Rajendra Pachauri, chairman of the Intergovernmental Panel on Climate Change (IPCC), said a U.S. reduction offer of 3 percent below 1990 levels by 2020 made it hard to reach more ambitious cuts by 2020 for industrialized nations as a group.

If we can get something like that it would be a pretty good outcome, Pachauri told Reuters, when asked if he would be satisfied with cuts of 20 percent below 1990 levels by 2020 at a summit at the end of the December 7-18 conference.

Pachauri's panel in 2007 outlined a scenario of cuts of 25 to 40 percent below 1990 levels by 2020 to avoid the worst of climate change such as wildfires, droughts, floods and rising sea levels.

An Indian citizen, Pachauri has often urged far tougher action by the rich, especially to help developing nations threatened by rising sea levels.
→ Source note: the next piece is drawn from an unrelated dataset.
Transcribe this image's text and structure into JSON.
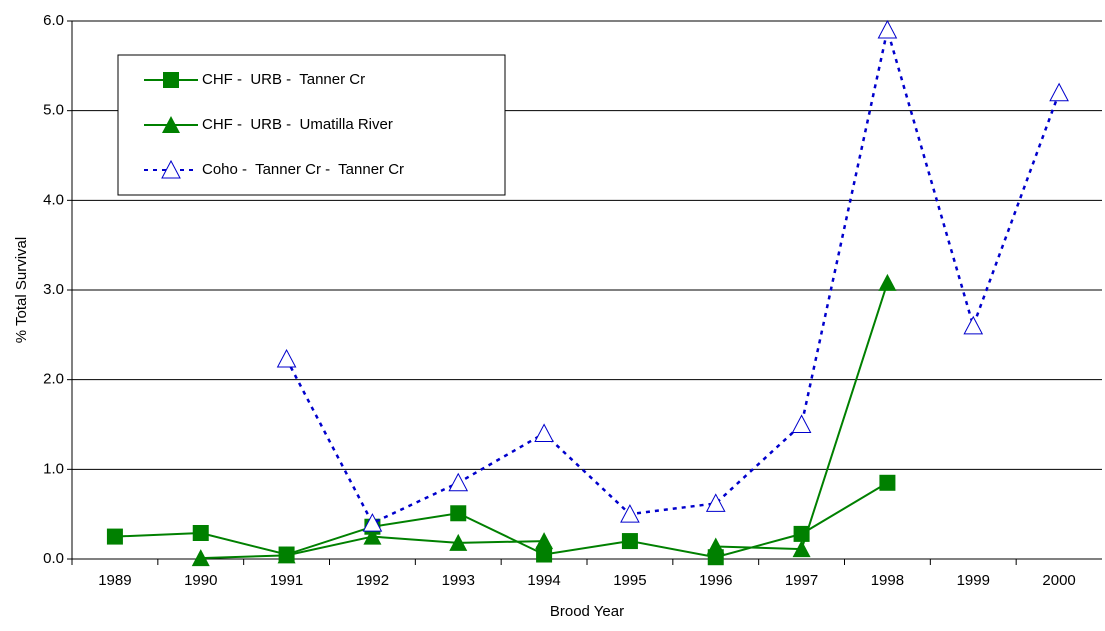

Many developing nations want cuts of at least 40 percent, the toughest end of the IPCC range. But offers by recession-hit developed nations so far total about 14 to 18 percent below 1990 levels by 2020.
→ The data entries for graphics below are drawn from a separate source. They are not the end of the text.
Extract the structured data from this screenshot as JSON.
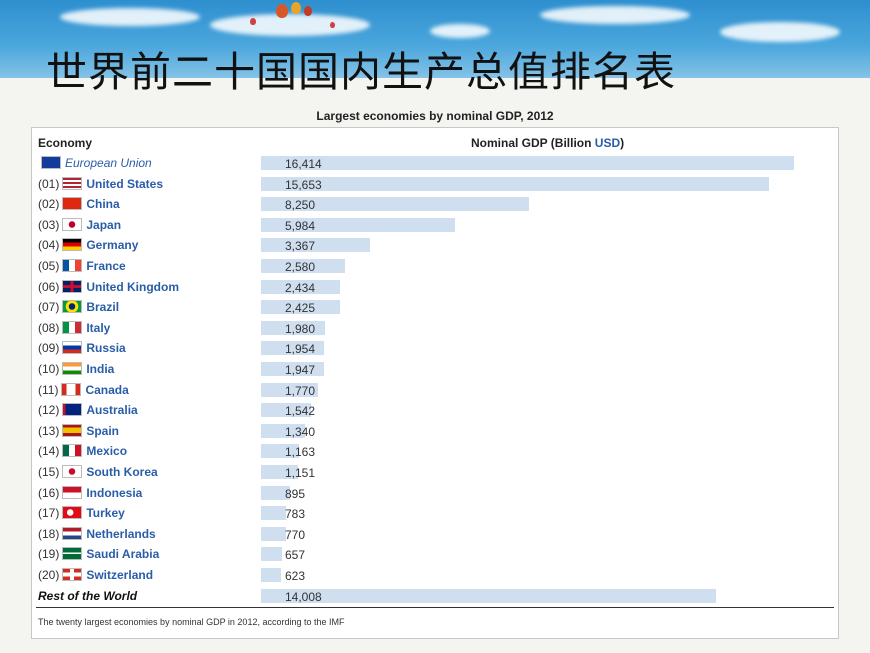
{
  "slide_title": "世界前二十国国内生产总值排名表",
  "chart_data": {
    "type": "bar",
    "orientation": "horizontal",
    "title": "Largest economies by nominal GDP, 2012",
    "category_header": "Economy",
    "value_header_prefix": "Nominal GDP (Billion ",
    "value_header_unit": "USD",
    "value_header_suffix": ")",
    "caption": "The twenty largest economies by nominal GDP in 2012, according to the IMF",
    "xlim": [
      0,
      16414
    ],
    "rows": [
      {
        "rank": "",
        "name": "European Union",
        "value": 16414,
        "label": "16,414",
        "flag": "eu",
        "style": "italic-link"
      },
      {
        "rank": "(01)",
        "name": "United States",
        "value": 15653,
        "label": "15,653",
        "flag": "us",
        "style": "link"
      },
      {
        "rank": "(02)",
        "name": "China",
        "value": 8250,
        "label": "8,250",
        "flag": "cn",
        "style": "link"
      },
      {
        "rank": "(03)",
        "name": "Japan",
        "value": 5984,
        "label": "5,984",
        "flag": "jp",
        "style": "link"
      },
      {
        "rank": "(04)",
        "name": "Germany",
        "value": 3367,
        "label": "3,367",
        "flag": "de",
        "style": "link"
      },
      {
        "rank": "(05)",
        "name": "France",
        "value": 2580,
        "label": "2,580",
        "flag": "fr",
        "style": "link"
      },
      {
        "rank": "(06)",
        "name": "United Kingdom",
        "value": 2434,
        "label": "2,434",
        "flag": "gb",
        "style": "link"
      },
      {
        "rank": "(07)",
        "name": "Brazil",
        "value": 2425,
        "label": "2,425",
        "flag": "br",
        "style": "link"
      },
      {
        "rank": "(08)",
        "name": "Italy",
        "value": 1980,
        "label": "1,980",
        "flag": "it",
        "style": "link"
      },
      {
        "rank": "(09)",
        "name": "Russia",
        "value": 1954,
        "label": "1,954",
        "flag": "ru",
        "style": "link"
      },
      {
        "rank": "(10)",
        "name": "India",
        "value": 1947,
        "label": "1,947",
        "flag": "in",
        "style": "link"
      },
      {
        "rank": "(11)",
        "name": "Canada",
        "value": 1770,
        "label": "1,770",
        "flag": "ca",
        "style": "link"
      },
      {
        "rank": "(12)",
        "name": "Australia",
        "value": 1542,
        "label": "1,542",
        "flag": "au",
        "style": "link"
      },
      {
        "rank": "(13)",
        "name": "Spain",
        "value": 1340,
        "label": "1,340",
        "flag": "es",
        "style": "link"
      },
      {
        "rank": "(14)",
        "name": "Mexico",
        "value": 1163,
        "label": "1,163",
        "flag": "mx",
        "style": "link"
      },
      {
        "rank": "(15)",
        "name": "South Korea",
        "value": 1151,
        "label": "1,151",
        "flag": "kr",
        "style": "link"
      },
      {
        "rank": "(16)",
        "name": "Indonesia",
        "value": 895,
        "label": "895",
        "flag": "id",
        "style": "link"
      },
      {
        "rank": "(17)",
        "name": "Turkey",
        "value": 783,
        "label": "783",
        "flag": "tr",
        "style": "link"
      },
      {
        "rank": "(18)",
        "name": "Netherlands",
        "value": 770,
        "label": "770",
        "flag": "nl",
        "style": "link"
      },
      {
        "rank": "(19)",
        "name": "Saudi Arabia",
        "value": 657,
        "label": "657",
        "flag": "sa",
        "style": "link"
      },
      {
        "rank": "(20)",
        "name": "Switzerland",
        "value": 623,
        "label": "623",
        "flag": "ch",
        "style": "link"
      },
      {
        "rank": "",
        "name": "Rest of the World",
        "value": 14008,
        "label": "14,008",
        "flag": "",
        "style": "bold-italic"
      }
    ]
  }
}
Pachauri said it was now important to get a forward-looking agreement to be adjusted over time. He said he was giving a personal opinion and that negotiators would have to decide.

OBAMA

U.S. President Barack Obama aims to come to Copenhagen for a closing summit. He has said he will offer a U.S. cut of 3 percent below 1990 levels by 2020, or a reduction of 17 percent from 2005 levels after sharp rises in recent years.

The United States is the only developed nation with no caps on emissions under the existing Kyoto Protocol. I would hope that some of the other countries will fill the gap by doing a little more and perhaps get the Americans to move further, Pachauri said.
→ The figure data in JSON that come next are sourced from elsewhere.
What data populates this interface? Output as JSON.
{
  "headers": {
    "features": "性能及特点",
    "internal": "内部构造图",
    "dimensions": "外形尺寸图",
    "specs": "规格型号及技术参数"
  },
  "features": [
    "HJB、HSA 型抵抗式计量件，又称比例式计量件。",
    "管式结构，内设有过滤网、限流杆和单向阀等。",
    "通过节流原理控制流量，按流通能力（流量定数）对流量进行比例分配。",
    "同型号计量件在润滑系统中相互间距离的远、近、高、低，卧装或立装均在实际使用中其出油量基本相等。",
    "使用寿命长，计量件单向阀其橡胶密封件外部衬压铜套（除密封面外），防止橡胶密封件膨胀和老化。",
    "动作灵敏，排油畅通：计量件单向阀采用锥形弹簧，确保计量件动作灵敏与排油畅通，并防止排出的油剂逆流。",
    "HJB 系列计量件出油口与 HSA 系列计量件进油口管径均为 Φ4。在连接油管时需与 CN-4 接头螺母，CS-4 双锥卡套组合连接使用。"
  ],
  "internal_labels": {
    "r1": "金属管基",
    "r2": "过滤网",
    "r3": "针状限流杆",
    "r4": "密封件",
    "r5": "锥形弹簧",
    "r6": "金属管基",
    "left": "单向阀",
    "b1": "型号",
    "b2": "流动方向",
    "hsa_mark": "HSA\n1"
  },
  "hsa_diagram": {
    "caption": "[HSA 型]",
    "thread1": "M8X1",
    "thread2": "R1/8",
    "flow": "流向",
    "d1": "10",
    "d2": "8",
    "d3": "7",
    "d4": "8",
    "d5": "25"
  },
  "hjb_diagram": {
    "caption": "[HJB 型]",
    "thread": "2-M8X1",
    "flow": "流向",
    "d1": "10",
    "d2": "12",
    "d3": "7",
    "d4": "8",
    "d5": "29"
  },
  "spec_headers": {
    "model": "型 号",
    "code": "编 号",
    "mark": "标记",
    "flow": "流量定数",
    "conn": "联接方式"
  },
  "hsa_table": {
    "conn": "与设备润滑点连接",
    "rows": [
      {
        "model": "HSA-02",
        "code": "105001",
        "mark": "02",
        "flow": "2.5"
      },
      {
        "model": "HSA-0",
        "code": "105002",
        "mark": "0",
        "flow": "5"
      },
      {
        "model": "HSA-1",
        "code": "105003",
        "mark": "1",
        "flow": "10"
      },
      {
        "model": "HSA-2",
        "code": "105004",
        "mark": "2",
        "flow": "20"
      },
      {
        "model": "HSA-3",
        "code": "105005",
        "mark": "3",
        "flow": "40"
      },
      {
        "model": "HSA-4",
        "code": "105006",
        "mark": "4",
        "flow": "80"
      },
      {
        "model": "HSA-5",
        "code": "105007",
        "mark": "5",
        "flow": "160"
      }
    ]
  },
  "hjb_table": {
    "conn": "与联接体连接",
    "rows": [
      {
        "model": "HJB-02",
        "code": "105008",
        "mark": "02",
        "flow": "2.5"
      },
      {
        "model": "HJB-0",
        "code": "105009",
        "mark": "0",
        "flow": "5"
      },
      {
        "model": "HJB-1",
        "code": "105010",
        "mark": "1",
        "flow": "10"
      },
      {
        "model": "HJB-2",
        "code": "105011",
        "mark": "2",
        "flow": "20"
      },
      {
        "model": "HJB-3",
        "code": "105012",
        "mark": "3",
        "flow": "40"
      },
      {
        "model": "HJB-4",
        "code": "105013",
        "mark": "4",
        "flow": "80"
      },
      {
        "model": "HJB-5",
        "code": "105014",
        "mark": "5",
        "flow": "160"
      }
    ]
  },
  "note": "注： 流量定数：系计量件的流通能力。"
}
Pachauri told a seminar that he hoped the IPCC would learn from a scandal over leaked emails from a British University that skeptics say raises questions about the IPCC's conclusions that mankind is causing global warming.

We have decided to look into this issue just to see if there are any lessons for us to take on board. That's not an investigation of anybody, he said. He said that the University of East Anglia and the police were making formal probes.

He expressed sympathy for scientists expressing personal opinions critical of skeptics in internal mails.

There are times that I've said 'I'll murder so and so' but I don't carry out the act. These were friends ... expressing anger, expressing anguish and I think we should leave it at that. We often say things we don't mean.